Zakupiłam tą odżywkę jeszcze w zielonym opakowaniu, nazwa jest ta sama, więc najprawdopodobniej oceniam ten kosmetyk.
Spodziewałam się składu z Nutri-Gładki, jednak widać sporo zmian.
Z rzeczy ciekawych lub mogących zainteresować osoby intensywnie lub mniej dbające o włosy można tu znaleźć (od początku składu)
- silikon amodimethicone - można ten składnik lubić lub nie, ja w takim okresie zimowym, gdzie włosy są narażone na ocieranie się o capki, szaliki, kurtki i wystawione na mróz doceniłam,
- witamina B3 (Niacinamide)
- ekstrakt z trzciny cukrowej,
- proteiny: kukurydzy, soi i pszenicy - wielkocząsteczkowe, więc raczej pozostaną one na zewnątrz włosa, oblepiając go;
- olej arganowy;
- ksyloza (cukier drzewny)
- ekstrakt z zielonej herbaty,
- IPA (Isopropyl Alcohol) - podobno podrażnia, ale u mnie się to nie zdarzyło,
- ekstrakt z jabłka i skórki cytryny - raczej działanie zapachowe.
Zapach na końcu składu.
Mimo wielości różnych fajnych rzeczy raczej nie będzie to odżywka silnie regenerująca czy anwilżająca włosy. Ot, takie działanie kondycjonujące raczej.
I tak właśnie jest u mnie. Po zaciekłych bojach w poszukiwaniu dorwałam swój egzemplarz w Tesco.
W październiku zaczęłam stosowanie tego zielonego pachnącego jabłkami kosmetyku. Wtedy nie zachwycił,a wręcz przeciwnie, bardzo mocno obciążył moje włosy i spowodował przetłuszczenie ich, mimo tego, że zawsze nakładam takie rzeczy z dala od skalpu. Odstawiłam na jakiś czas.

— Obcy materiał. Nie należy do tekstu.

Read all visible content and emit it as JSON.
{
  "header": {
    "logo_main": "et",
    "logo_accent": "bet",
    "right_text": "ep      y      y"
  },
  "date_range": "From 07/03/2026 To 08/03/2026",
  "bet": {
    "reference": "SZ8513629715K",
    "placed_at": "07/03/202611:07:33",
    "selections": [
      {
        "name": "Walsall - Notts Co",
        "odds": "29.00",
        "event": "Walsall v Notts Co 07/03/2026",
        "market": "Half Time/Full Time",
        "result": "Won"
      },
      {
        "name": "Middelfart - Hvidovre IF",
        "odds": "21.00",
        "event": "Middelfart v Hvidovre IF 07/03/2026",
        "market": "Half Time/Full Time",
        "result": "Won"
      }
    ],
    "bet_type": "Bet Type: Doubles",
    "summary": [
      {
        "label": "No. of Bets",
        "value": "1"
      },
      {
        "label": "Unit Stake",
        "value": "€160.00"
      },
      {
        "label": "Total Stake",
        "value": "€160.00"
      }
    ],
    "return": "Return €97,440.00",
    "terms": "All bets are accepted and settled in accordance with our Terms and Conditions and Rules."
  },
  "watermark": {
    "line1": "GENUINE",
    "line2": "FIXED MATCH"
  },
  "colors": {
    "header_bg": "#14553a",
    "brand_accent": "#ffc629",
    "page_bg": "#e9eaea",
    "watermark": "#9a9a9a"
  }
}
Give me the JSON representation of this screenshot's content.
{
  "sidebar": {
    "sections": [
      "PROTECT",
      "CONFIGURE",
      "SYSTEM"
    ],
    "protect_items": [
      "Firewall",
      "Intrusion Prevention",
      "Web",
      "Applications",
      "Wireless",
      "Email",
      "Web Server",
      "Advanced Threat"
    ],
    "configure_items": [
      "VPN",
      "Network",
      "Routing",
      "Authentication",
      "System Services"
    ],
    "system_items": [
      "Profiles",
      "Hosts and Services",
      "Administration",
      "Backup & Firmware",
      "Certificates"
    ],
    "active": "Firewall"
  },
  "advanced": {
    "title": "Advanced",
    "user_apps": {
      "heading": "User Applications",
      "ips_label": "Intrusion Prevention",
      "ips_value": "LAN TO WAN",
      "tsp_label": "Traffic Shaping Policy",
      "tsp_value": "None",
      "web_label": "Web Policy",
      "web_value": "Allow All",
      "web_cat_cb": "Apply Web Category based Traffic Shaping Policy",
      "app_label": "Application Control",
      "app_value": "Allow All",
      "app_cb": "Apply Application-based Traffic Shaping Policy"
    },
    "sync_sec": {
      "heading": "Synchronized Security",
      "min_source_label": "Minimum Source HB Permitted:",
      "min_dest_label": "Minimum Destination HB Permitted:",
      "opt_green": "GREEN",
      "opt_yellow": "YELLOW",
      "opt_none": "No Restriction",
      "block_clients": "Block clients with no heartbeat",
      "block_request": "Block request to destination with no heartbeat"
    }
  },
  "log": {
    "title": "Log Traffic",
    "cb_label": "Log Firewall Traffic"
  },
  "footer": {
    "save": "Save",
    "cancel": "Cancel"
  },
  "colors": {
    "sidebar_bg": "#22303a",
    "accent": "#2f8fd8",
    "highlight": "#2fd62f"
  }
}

Nadeszły jednak grudniowe mrozy i jakoś postanowiłam spróbować jeszcze raz. Wtedy odżywka okazała się strzałem może nie w dziesiątkę, ale tak w siódemkę może. Moje włosy zaczęły ładnie się układać.
Co do obietnic producenta:
- przeciw puszeniu - w sporym stopniu zmniejszyła, ale nie zlikwidowała całkowcie, myślę jednak, że trzeba byłoby używać czegoś jeszcze, żeby mieć taflę;
- przeciw elektryzowaniu - też pomaga, ale w średnim stopniu;
- ochrona przed wilgocią - jak się próbowały kręcić, tak próbują i ten specyfik tego nie zmienia.
Wiem, że jest onaprzeznaczona do włosów wymagających prostowania, zatem do jakichś falek mniej lub bardziej zdefiniowanych. Ja włosów nie prostuję, może dlatego moje spostrzeżenia są takie a nie inne.
Opakowanie/dostępność/cena:
Odżywka stoi do góry nogami, więc nie powinno być problemu z mozolnym wybieraniem, ale z końcówką wydobycia może być problem. Plastik jest dość miękki i dość szybko się "zgniótł" pośrodku. Widać dość dobrze, ile specyfiku pozostało.
Jak wcześniej pisąłam w drogeriach typu Rossmann/Natura raczej nie da się tego znaleźć, tzreba szukać po innych sklepach.
Cena - ok 10 zł - normalnie, bez szału.
Jestem w trakcie wykańczania tej odżywki i ogólnie zachwytów i fajerwerków nie ma i nie będzie. Ładnie pachnąca odżywka o dość ubogim działaniu.